Face à la saturation en cours des hôpitaux avec la canicule et aux températures qui montent en flèche dans des bâtiments en majorité vétustes et non climatisés, la CGT Santé exige des « réponses concrètes ». « Les témoignages qui nous remontent de plusieurs établissements montrent que les difficultés sont loin d’être isolées », dénonce Barbara Filhol, citant de nombreux exemples de situations difficiles recueillies par le syndicat dans toute la France.
Le minimum pour se proteger
« 35 degrés à 11 heures du matin dans un service de soins. Demande de brumisateurs refusée car en quantité insuffisante », indique un témoignage retranscrit dans cette lettre.

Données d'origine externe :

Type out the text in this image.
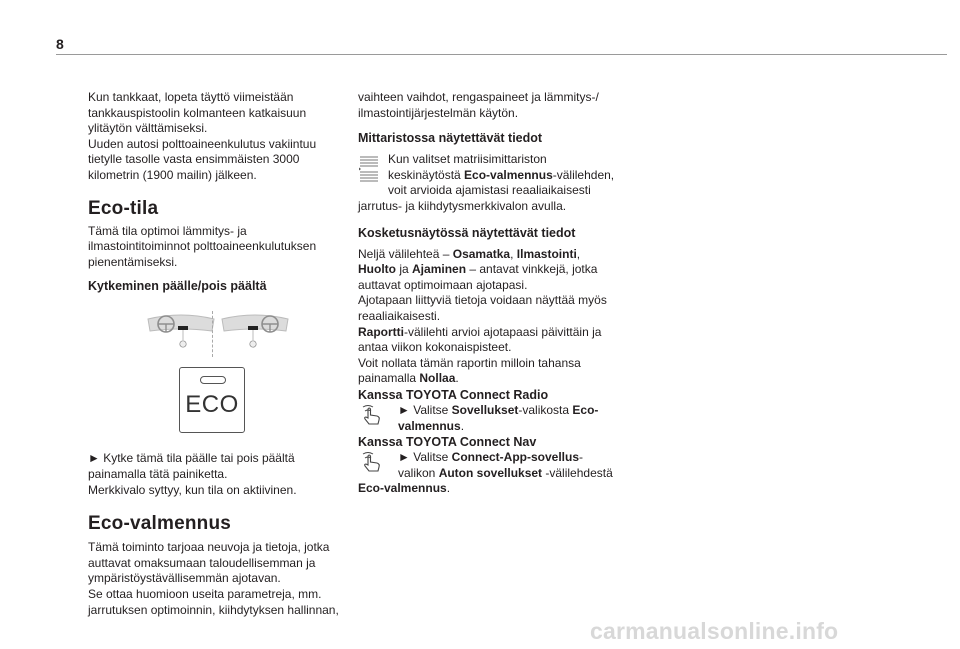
8

Kun tankkaat, lopeta täyttö viimeistään tankkauspistoolin kolmanteen katkaisuun ylitäytön välttämiseksi.

Uuden autosi polttoaineenkulutus vakiintuu tietylle tasolle vasta ensimmäisten 3000 kilometrin (1900 mailin) jälkeen.

Eco-tila

Tämä tila optimoi lämmitys- ja ilmastointitoiminnot polttoaineenkulutuksen pienentämiseksi.

Kytkeminen päälle/pois päältä

ECO

► Kytke tämä tila päälle tai pois päältä painamalla tätä painiketta.

Merkkivalo syttyy, kun tila on aktiivinen.

Eco-valmennus

Tämä toiminto tarjoaa neuvoja ja tietoja, jotka auttavat omaksumaan taloudellisemman ja ympäristöystävällisemmän ajotavan.

Se ottaa huomioon useita parametreja, mm. jarrutuksen optimoinnin, kiihdytyksen hallinnan,

vaihteen vaihdot, rengaspaineet ja lämmitys-/ ilmastointijärjestelmän käytön.

Mittaristossa näytettävät tiedot

Kun valitset matriisimittariston keskinäytöstä Eco-valmennus-välilehden, voit arvioida ajamistasi reaaliaikaisesti jarrutus- ja kiihdytysmerkkivalon avulla.

Kosketusnäytössä näytettävät tiedot

Neljä välilehteä – Osamatka, Ilmastointi, Huolto ja Ajaminen – antavat vinkkejä, jotka auttavat optimoimaan ajotapasi.

Ajotapaan liittyviä tietoja voidaan näyttää myös reaaliaikaisesti.

Raportti-välilehti arvioi ajotapaasi päivittäin ja antaa viikon kokonaispisteet.

Voit nollata tämän raportin milloin tahansa painamalla Nollaa.

Kanssa TOYOTA Connect Radio

► Valitse Sovellukset-valikosta Eco-valmennus.

Kanssa TOYOTA Connect Nav

► Valitse Connect-App-sovellus-valikon Auton sovellukset -välilehdestä

Eco-valmennus.

carmanualsonline.info
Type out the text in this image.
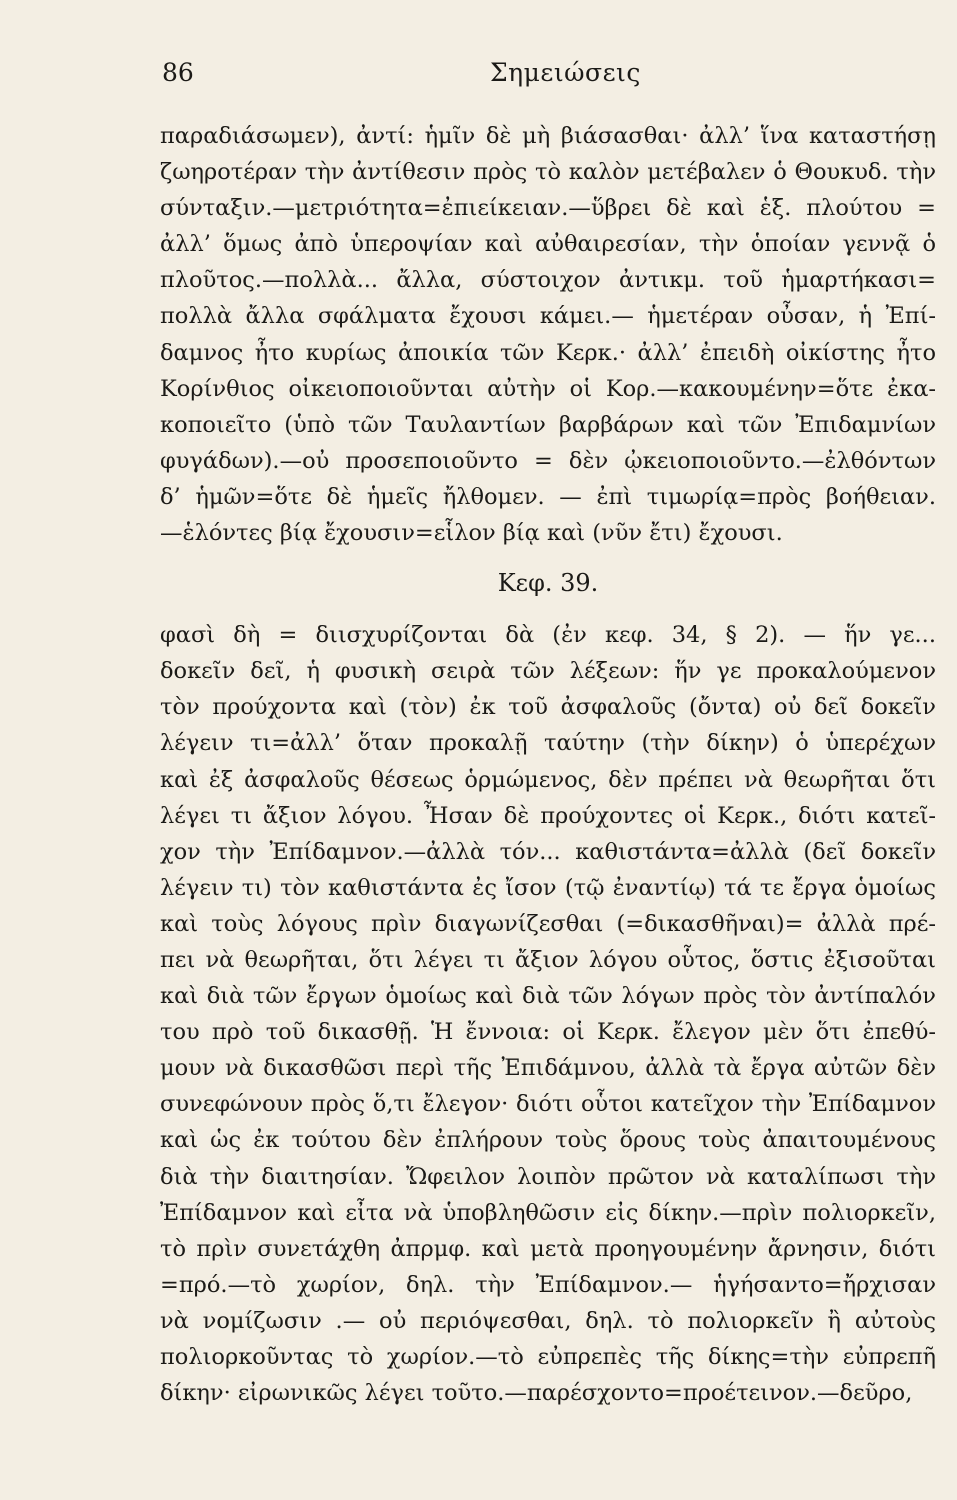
86	Σημειώσεις
παραδιάσωμεν), ἀντί: ἡμῖν δὲ μὴ βιάσασθαι· ἀλλ’ ἵνα καταστήσῃ
ζωηροτέραν τὴν ἀντίθεσιν πρὸς τὸ καλὸν μετέβαλεν ὁ Θουκυδ. τὴν
σύνταξιν.—μετριότητα=ἐπιείκειαν.—ὕβρει δὲ καὶ ἑξ. πλούτου =
ἀλλ’ ὅμως ἀπὸ ὑπεροψίαν καὶ αὐθαιρεσίαν, τὴν ὁποίαν γεννᾷ ὁ
πλοῦτος.—πολλὰ... ἄλλα, σύστοιχον ἀντικμ. τοῦ ἡμαρτήκασι=
πολλὰ ἄλλα σφάλματα ἔχουσι κάμει.— ἡμετέραν οὖσαν, ἡ Ἐπί-
δαμνος ἦτο κυρίως ἀποικία τῶν Κερκ.· ἀλλ’ ἐπειδὴ οἰκίστης ἦτο
Κορίνθιος οἰκειοποιοῦνται αὐτὴν οἱ Κορ.—κακουμένην=ὅτε ἐκα-
κοποιεῖτο (ὑπὸ τῶν Ταυλαντίων βαρβάρων καὶ τῶν Ἐπιδαμνίων
φυγάδων).—οὐ προσεποιοῦντο = δὲν ᾠκειοποιοῦντο.—ἐλθόντων
δ’ ἡμῶν=ὅτε δὲ ἡμεῖς ἤλθομεν. — ἐπὶ τιμωρίᾳ=πρὸς βοήθειαν.
—ἑλόντες βίᾳ ἔχουσιν=εἷλον βίᾳ καὶ (νῦν ἔτι) ἔχουσι.
Κεφ. 39.
φασὶ δὴ = διισχυρίζονται δὰ (ἐν κεφ. 34, § 2). — ἥν γε...
δοκεῖν δεῖ, ἡ φυσικὴ σειρὰ τῶν λέξεων: ἥν γε προκαλούμενον
τὸν προύχοντα καὶ (τὸν) ἐκ τοῦ ἀσφαλοῦς (ὄντα) οὐ δεῖ δοκεῖν
λέγειν τι=ἀλλ’ ὅταν προκαλῇ ταύτην (τὴν δίκην) ὁ ὑπερέχων
καὶ ἐξ ἀσφαλοῦς θέσεως ὁρμώμενος, δὲν πρέπει νὰ θεωρῆται ὅτι
λέγει τι ἄξιον λόγου. Ἦσαν δὲ προύχοντες οἱ Κερκ., διότι κατεῖ-
χον τὴν Ἐπίδαμνον.—ἀλλὰ τόν... καθιστάντα=ἀλλὰ (δεῖ δοκεῖν
λέγειν τι) τὸν καθιστάντα ἐς ἴσον (τῷ ἐναντίῳ) τά τε ἔργα ὁμοίως
καὶ τοὺς λόγους πρὶν διαγωνίζεσθαι (=δικασθῆναι)= ἀλλὰ πρέ-
πει νὰ θεωρῆται, ὅτι λέγει τι ἄξιον λόγου οὗτος, ὅστις ἐξισοῦται
καὶ διὰ τῶν ἔργων ὁμοίως καὶ διὰ τῶν λόγων πρὸς τὸν ἀντίπαλόν
του πρὸ τοῦ δικασθῇ. Ἡ ἔννοια: οἱ Κερκ. ἔλεγον μὲν ὅτι ἐπεθύ-
μουν νὰ δικασθῶσι περὶ τῆς Ἐπιδάμνου, ἀλλὰ τὰ ἔργα αὐτῶν δὲν
συνεφώνουν πρὸς ὅ,τι ἔλεγον· διότι οὗτοι κατεῖχον τὴν Ἐπίδαμνον
καὶ ὡς ἐκ τούτου δὲν ἐπλήρουν τοὺς ὅρους τοὺς ἀπαιτουμένους
διὰ τὴν διαιτησίαν. Ὤφειλον λοιπὸν πρῶτον νὰ καταλίπωσι τὴν
Ἐπίδαμνον καὶ εἶτα νὰ ὑποβληθῶσιν εἰς δίκην.—πρὶν πολιορκεῖν,
τὸ πρὶν συνετάχθη ἀπρμφ. καὶ μετὰ προηγουμένην ἄρνησιν, διότι
=πρό.—τὸ χωρίον, δηλ. τὴν Ἐπίδαμνον.— ἡγήσαντο=ἤρχισαν
νὰ νομίζωσιν .— οὐ περιόψεσθαι, δηλ. τὸ πολιορκεῖν ἢ αὐτοὺς
πολιορκοῦντας τὸ χωρίον.—τὸ εὐπρεπὲς τῆς δίκης=τὴν εὐπρεπῆ
δίκην· εἰρωνικῶς λέγει τοῦτο.—παρέσχοντο=προέτεινον.—δεῦρο,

« Dans les véhicules du SAMU et certaines ambulances de CHU, la température dépasse les 50°C », relate un agent.
« Très importantes difficultés d’hospitalisation des patients en psychiatrie qui restent sur des brancards collés les uns aux autres en secteur traumatologie. Certains patients psy hurlent toute la journée », déplore un autre soignant.
À court terme, la CGT exige notamment des aides pour « l’acquisition de matériel de protection, climatiseurs, ventilateurs, tenues adaptées, brumisateurs, stores, volet, installation de fontaine à eau réfrigérantes et filtrées dans tous les services ». À moyen terme, elle demande également « un bilan thermique de tous les établissements sanitaires sociaux et médico-sociaux et des capacités énergétiques pour le fonctionnement des climatisations » mais aussi des ouvertures de lit.